/play-bootstrap

Starting point for Play Scala projects

Primary LanguageCSSApache License 2.0Apache-2.0

Play Bootstrap

Starting point for Play 2.1 Scala projects

Highlights

  • Abnorm: A better non-ORM. A thin, less verbose abstraction layer on top of Anorm
  • A data access trait providing Active Record like behavior with minimal effort
  • Externalized SQL statements
  • Advanced i18n
  • Separate configuration environments for production, testing, and development
  • Convenience handlers for static resources
  • Uncompressed assets for easy debugging in dev; minified and gzipped in production
  • jQuery via Google CDN with local fallback
  • Bootstrap
  • Font Awesome
  • Optimized Google Analytics snippet
  • The best ideas from HTML5 Boilerplate
  • ScalaTest (replaces specs2)

Getting Started

  1. Edit the app name and version in project/Build.scala
  2. Change the application secret in conf/application.conf
  3. Edit the default database name in conf/evolutions/default/0.sql
  4. Copy the file conf/local.conf.default to conf/local.conf
  5. Set the database configuration parameters in conf/local.conf and conf/local/*.conf
  6. Set Google Analytics ID in app/views/layout/base.scala.html
  7. Set the site name in conf/i18n/messages.en.conf
  8. Replace favicon and Apple touch icons
  9. Have fun!

Configuration environments

There are separate configuration environments for production, testing, and development, each represented by a file in conf/local/. conf/application.conf includes conf/local.conf, which in turn includes one of the files in conf/local/. To use the production configuration environment, for instance, just edit local.conf and change the include to conf/local/prod.conf.
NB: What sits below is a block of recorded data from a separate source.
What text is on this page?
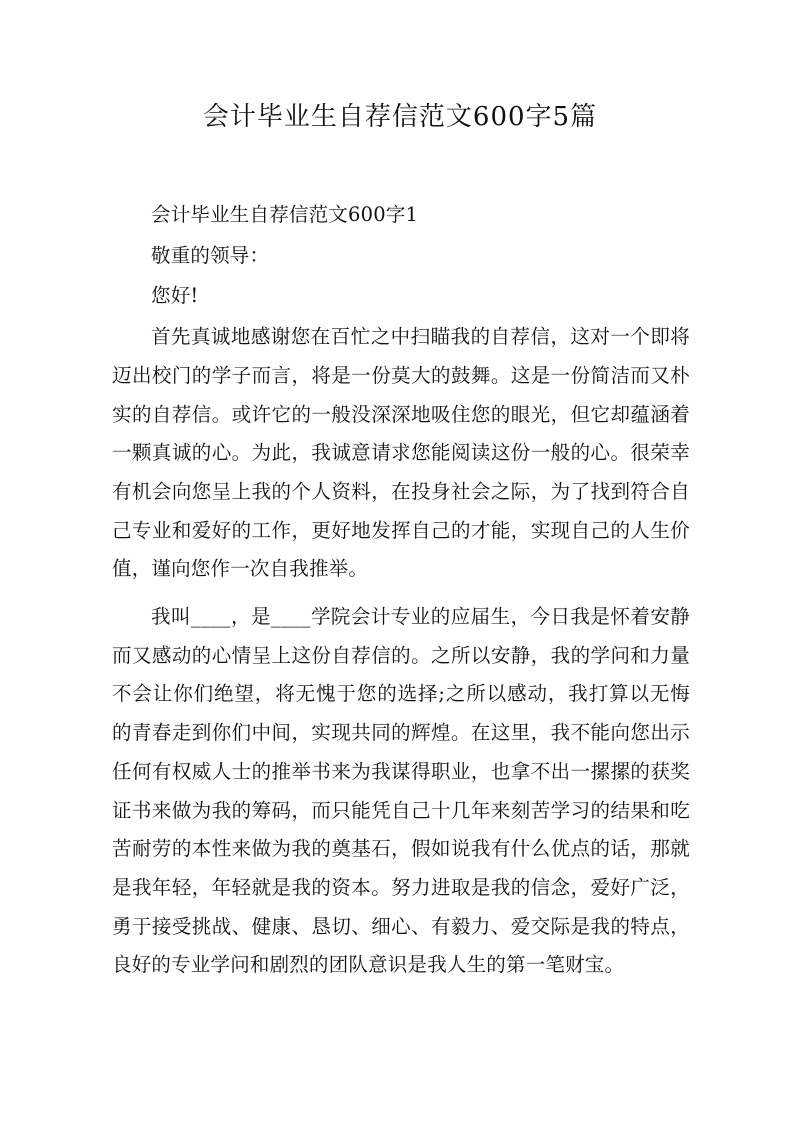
会计毕业生自荐信范文600字5篇

会计毕业生自荐信范文600字1

敬重的领导：

您好!

首先真诚地感谢您在百忙之中扫瞄我的自荐信，这对一个即将迈出校门的学子而言，将是一份莫大的鼓舞。这是一份简洁而又朴实的自荐信。或许它的一般没深深地吸住您的眼光，但它却蕴涵着一颗真诚的心。为此，我诚意请求您能阅读这份一般的心。很荣幸有机会向您呈上我的个人资料，在投身社会之际，为了找到符合自己专业和爱好的工作，更好地发挥自己的才能，实现自己的人生价值，谨向您作一次自我推举。

我叫____，是____学院会计专业的应届生，今日我是怀着安静而又感动的心情呈上这份自荐信的。之所以安静，我的学问和力量不会让你们绝望，将无愧于您的选择;之所以感动，我打算以无悔的青春走到你们中间，实现共同的辉煌。在这里，我不能向您出示任何有权威人士的推举书来为我谋得职业，也拿不出一摞摞的获奖证书来做为我的筹码，而只能凭自己十几年来刻苦学习的结果和吃苦耐劳的本性来做为我的奠基石，假如说我有什么优点的话，那就是我年轻，年轻就是我的资本。努力进取是我的信念，爱好广泛，勇于接受挑战、健康、恳切、细心、有毅力、爱交际是我的特点，良好的专业学问和剧烈的团队意识是我人生的第一笔财宝。
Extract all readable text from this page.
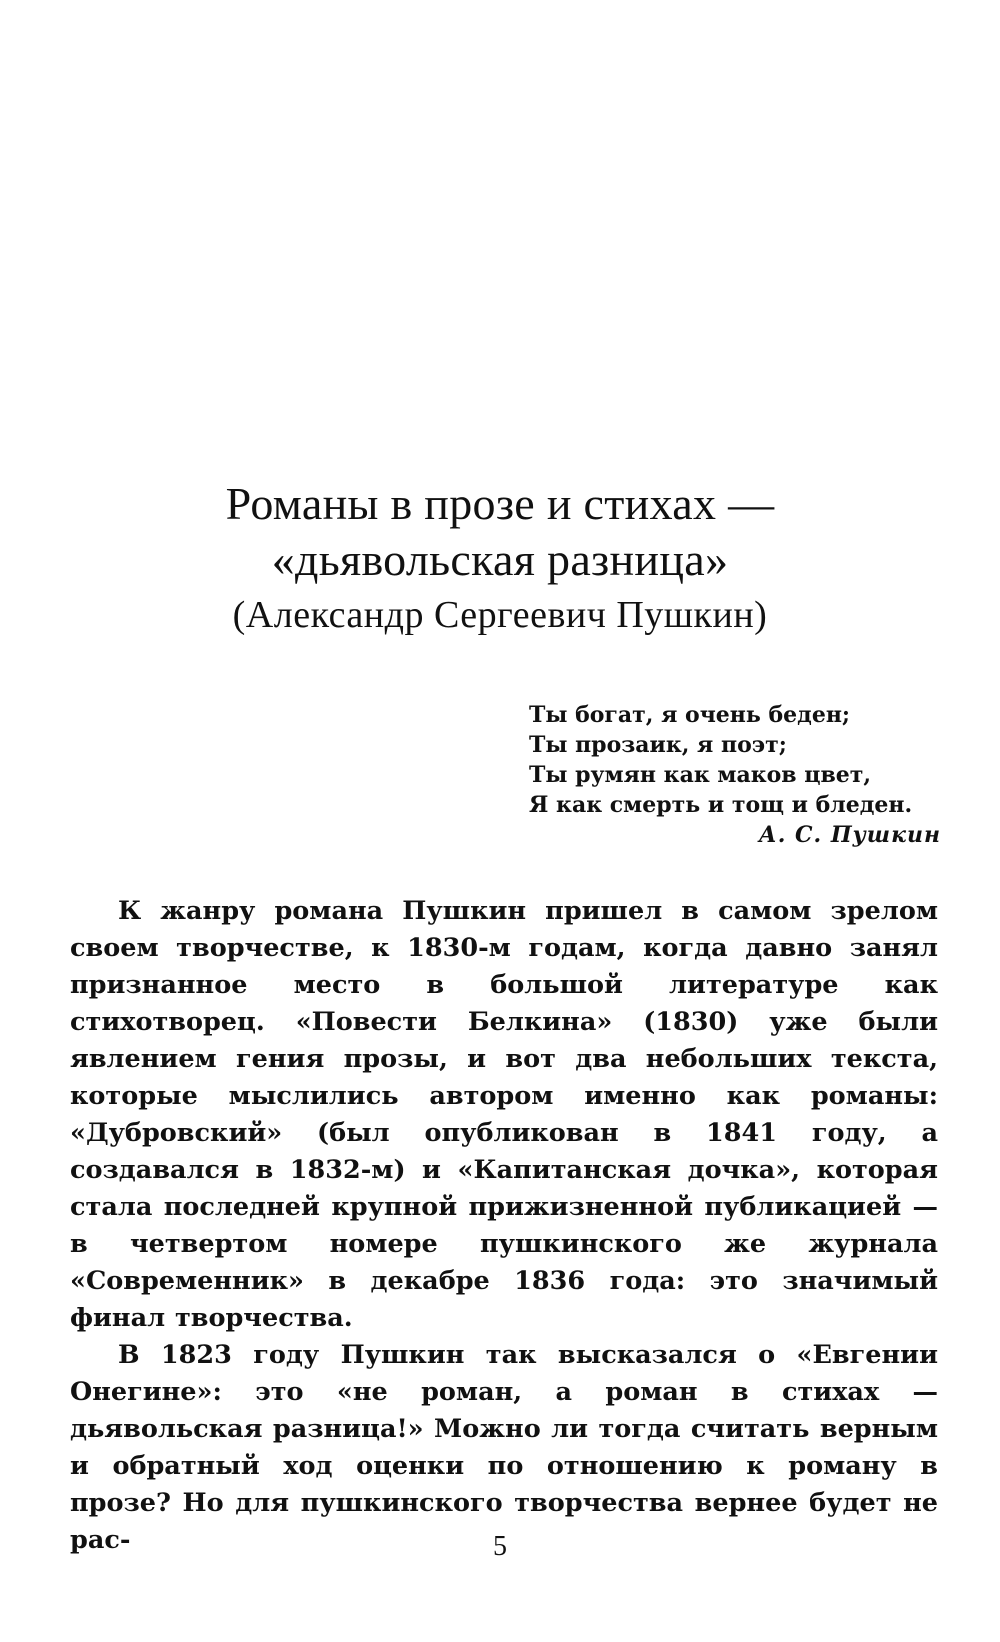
Романы в прозе и стихах —
«дьявольская разница»
(Александр Сергеевич Пушкин)

Ты богат, я очень беден;

Ты прозаик, я поэт;

Ты румян как маков цвет,

Я как смерть и тощ и бледен.

А. С. Пушкин

К жанру романа Пушкин пришел в самом зрелом своем творчестве, к 1830-м годам, когда давно занял признанное место в большой литературе как стихотворец. «Повести Белкина» (1830) уже были явлением гения прозы, и вот два небольших текста, которые мыслились автором именно как романы: «Дубровский» (был опубликован в 1841 году, а создавался в 1832-м) и «Капитанская дочка», которая стала последней крупной прижизненной публикацией — в четвертом номере пушкинского же журнала «Современник» в декабре 1836 года: это значимый финал творчества.

В 1823 году Пушкин так высказался о «Евгении Онегине»: это «не роман, а роман в стихах — дьявольская разница!» Можно ли тогда считать верным и обратный ход оценки по отношению к роману в прозе? Но для пушкинского творчества вернее будет не рас-	5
conf/local.conf is ignored by Git and thus can be freely edited locally. Sensitive information such as usernames, passwords and API tokens must be put in local.conf to avoid committing them to source control.

Advanced i18n

Localization files in conf/i18n/ are written using the Typesafe Config HOCON format, which fully supports UTF-8 Unicode and is more flexible and powerful than Java .properties.

Messages are rendered by ICU4J. Compared to Java MessageFormat, ICU4J supports named and numbered arguments, enhanced genders and plurals, cardinal (one, two) and ordinal (1st, 2nd, 3rd) numbers, user-friendly apostrophe quoting syntax, and much more. See MessageFormat, PluralFormat, and SelectFormat for reference.

License

Copyright 2013 Marconi Lanna

Licensed under the Apache License, Version 2.0 (the "License"); you may not use this file except in compliance with the License. You may obtain a copy of the License at

http://www.apache.org/licenses/LICENSE-2.0

Unless required by applicable law or agreed to in writing, software distributed under the License is distributed on an "AS IS" BASIS, WITHOUT WARRANTIES OR CONDITIONS OF ANY KIND, either express or implied. See the License for the specific language governing permissions and limitations under the License.